I went on to community college and received two Associates Degrees because, I suppose, if you’re not going to live up to your initial wildest expectations for yourself, you’ve got to double down. Without the guidance and goal-posts being put down by my teachers and professors, I felt completely lost.
This was when a strange and unsought opportunity fell into my lap and I was asked to begin working as a cook in a small (I mean SMALL) hole-in-the-wall restaurant. Cranking out insane amounts of food in equally insane conditions was exciting! It gave me the insights into the food and lifestyle I never knew existed, and thus it began:
The First Renaissance
A lot of aspiring chefs ask their superiors (on down time in between cleaning out the grease trap and downing a cigarette or two before the next rush) what they wish they knew when they were younger; what advice would a chef give to his young pupil?
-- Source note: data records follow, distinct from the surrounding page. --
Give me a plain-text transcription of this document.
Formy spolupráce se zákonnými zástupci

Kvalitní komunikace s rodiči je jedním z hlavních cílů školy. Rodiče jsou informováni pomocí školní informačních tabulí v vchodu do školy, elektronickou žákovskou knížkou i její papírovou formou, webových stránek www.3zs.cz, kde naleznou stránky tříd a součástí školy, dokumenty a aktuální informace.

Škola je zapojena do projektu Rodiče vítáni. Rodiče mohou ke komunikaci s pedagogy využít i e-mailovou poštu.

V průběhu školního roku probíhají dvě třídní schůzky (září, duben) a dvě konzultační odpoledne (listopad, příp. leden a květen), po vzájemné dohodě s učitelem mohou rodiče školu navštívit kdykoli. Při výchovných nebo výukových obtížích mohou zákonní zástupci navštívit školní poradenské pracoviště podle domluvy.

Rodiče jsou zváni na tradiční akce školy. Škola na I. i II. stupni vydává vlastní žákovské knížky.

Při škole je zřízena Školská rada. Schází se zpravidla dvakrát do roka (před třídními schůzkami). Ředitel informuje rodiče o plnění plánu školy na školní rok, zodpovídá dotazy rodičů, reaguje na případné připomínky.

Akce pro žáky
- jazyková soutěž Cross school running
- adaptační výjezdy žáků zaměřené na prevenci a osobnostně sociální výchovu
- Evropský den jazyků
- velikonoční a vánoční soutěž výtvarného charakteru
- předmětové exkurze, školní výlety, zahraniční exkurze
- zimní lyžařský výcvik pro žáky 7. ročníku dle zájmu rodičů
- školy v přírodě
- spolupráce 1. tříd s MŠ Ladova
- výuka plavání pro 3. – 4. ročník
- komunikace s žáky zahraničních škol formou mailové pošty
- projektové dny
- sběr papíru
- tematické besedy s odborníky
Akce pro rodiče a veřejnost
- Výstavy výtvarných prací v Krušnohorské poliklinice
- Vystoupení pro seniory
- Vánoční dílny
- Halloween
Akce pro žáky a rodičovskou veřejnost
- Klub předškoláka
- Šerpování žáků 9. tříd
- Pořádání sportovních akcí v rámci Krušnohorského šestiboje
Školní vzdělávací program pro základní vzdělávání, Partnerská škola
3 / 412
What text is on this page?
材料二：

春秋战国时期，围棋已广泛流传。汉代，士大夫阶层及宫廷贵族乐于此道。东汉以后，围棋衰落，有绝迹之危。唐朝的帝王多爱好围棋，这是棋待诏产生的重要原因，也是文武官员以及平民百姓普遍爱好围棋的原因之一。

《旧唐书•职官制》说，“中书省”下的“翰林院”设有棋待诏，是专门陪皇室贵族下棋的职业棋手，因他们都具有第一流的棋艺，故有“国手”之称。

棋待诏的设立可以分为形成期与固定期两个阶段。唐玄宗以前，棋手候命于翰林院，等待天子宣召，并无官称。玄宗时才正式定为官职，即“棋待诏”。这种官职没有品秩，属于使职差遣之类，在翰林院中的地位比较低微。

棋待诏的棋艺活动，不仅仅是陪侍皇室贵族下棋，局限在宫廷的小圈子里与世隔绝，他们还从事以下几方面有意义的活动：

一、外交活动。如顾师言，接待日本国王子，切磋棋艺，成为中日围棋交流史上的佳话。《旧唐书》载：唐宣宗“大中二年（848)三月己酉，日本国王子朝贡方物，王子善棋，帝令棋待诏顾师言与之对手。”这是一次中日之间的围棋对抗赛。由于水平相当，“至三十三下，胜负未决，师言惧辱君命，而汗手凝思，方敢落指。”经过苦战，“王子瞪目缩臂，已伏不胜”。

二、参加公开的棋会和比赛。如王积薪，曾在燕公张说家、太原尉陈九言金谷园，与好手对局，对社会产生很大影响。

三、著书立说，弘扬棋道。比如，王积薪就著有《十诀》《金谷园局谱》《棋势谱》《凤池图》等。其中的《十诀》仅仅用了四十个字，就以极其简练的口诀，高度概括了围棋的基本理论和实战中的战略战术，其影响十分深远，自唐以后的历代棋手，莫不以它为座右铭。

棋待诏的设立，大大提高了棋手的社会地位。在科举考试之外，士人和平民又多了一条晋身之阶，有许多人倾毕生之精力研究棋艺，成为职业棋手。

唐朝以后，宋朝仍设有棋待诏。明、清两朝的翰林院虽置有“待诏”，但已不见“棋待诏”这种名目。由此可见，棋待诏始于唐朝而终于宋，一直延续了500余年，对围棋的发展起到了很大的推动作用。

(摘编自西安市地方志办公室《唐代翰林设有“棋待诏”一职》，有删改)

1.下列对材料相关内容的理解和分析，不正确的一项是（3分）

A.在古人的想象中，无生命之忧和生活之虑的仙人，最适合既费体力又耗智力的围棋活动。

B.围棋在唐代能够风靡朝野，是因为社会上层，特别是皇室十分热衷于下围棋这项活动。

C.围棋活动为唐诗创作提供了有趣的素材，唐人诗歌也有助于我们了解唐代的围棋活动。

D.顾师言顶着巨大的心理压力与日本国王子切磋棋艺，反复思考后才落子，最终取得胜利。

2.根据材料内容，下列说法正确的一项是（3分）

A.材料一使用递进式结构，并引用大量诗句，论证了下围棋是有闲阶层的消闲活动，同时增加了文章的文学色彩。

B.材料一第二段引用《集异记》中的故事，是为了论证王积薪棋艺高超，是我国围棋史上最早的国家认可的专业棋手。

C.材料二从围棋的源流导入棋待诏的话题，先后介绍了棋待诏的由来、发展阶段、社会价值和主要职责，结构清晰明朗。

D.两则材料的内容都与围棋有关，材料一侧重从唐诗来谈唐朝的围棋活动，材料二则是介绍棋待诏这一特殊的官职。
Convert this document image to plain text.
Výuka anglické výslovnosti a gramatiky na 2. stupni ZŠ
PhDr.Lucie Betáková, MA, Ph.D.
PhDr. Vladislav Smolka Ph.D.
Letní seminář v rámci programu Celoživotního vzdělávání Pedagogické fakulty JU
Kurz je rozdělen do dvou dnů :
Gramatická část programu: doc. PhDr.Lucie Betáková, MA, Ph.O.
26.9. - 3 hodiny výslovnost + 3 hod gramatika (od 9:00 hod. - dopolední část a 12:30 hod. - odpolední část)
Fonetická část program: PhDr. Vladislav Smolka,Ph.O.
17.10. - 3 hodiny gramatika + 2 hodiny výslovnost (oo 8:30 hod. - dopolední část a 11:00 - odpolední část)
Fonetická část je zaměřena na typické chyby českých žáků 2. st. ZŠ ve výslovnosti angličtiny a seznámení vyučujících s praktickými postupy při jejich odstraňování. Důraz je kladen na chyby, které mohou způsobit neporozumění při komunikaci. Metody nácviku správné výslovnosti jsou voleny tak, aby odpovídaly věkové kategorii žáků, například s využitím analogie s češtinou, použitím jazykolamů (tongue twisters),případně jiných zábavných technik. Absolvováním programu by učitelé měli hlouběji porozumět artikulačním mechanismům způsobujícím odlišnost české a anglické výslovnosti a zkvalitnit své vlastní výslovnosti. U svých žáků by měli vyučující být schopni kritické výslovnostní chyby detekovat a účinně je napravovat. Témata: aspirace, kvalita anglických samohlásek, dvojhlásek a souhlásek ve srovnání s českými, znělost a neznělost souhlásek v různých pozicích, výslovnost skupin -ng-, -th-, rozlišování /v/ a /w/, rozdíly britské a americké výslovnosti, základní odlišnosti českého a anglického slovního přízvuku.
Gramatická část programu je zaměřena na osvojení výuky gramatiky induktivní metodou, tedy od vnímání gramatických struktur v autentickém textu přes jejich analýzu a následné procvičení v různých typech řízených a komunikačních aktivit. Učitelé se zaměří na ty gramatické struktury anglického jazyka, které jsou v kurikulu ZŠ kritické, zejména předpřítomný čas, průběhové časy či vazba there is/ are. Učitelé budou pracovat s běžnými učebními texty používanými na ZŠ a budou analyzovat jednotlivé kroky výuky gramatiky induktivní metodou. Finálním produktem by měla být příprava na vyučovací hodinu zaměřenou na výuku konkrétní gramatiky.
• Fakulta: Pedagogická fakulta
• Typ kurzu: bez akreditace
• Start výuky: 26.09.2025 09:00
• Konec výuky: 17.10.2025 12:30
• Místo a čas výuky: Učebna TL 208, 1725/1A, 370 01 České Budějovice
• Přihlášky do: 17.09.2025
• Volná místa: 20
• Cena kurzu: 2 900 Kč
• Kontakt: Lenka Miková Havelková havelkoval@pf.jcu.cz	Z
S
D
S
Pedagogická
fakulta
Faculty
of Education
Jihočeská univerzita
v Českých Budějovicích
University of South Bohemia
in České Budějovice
It seemed to me that the unanimous answer was a curt, “don’t.”
Being a cook, and then ultimately, a chef, is a punishing job. The hours are long, the pay doesn’t do the work justice, and yes, it is constant. “If you have time to lean, you have time to clean,” is the general maxim. You eat your lunch, if you have that luxury, as quickly as you can, hunched over a garbage bin. Many times, the restaurant’s numerous problems become your own. And you’d better have a damn good pair of shoes.
Full. Stop.
It is some of the most rewarding work you can do if you have the passion and drive and can stomach getting a little beat up in the process. You put your name on a plate, showcase the pride in your preparation, organization, execution and know that, against all odds, you’ve accomplished the near-impossible in a stunningly short time, leaving you duly exhausted and bursting with exaltation.
During the day, you and every one of your team worth their weight in salt worked hard, and at night, everyone put their full being into playing harder. Apparently, one can only unwind by attempting to re-wind in the opposite direction. This went on day after day, week after week, until suddenly, years had zoomed by.
I spent nearly 15 years behind the lines (BOH for those in the know), experiencing the extreme highs of a job well done and the devastating lows of failing my team in critical moments. I was piloting my way through the battlefield of the controlled chaos of a kitchen in the weeds and pulling up and out to a safe victory just as the shit hits the fan.
The kitchens showed me who I was deep down and pulled me from the thick-walled, comfortable shell I had cocooned myself in throughout high school and well into college. It showed me what I was capable of, what I could endure, what I could accomplish, and what more I had in me besides the shy teenager scared of the world.
They didn’t, however, show me who I could be, and I realized towards the end of my tenure that I was putting off the next chapter of myself.
It was in that burn-out, spiraling out of the sky with a broken wing and the radio long dead, that I knew it was no longer for me. The future had been calling for me, loudly, and even though my ears were still ringing, I started to listen.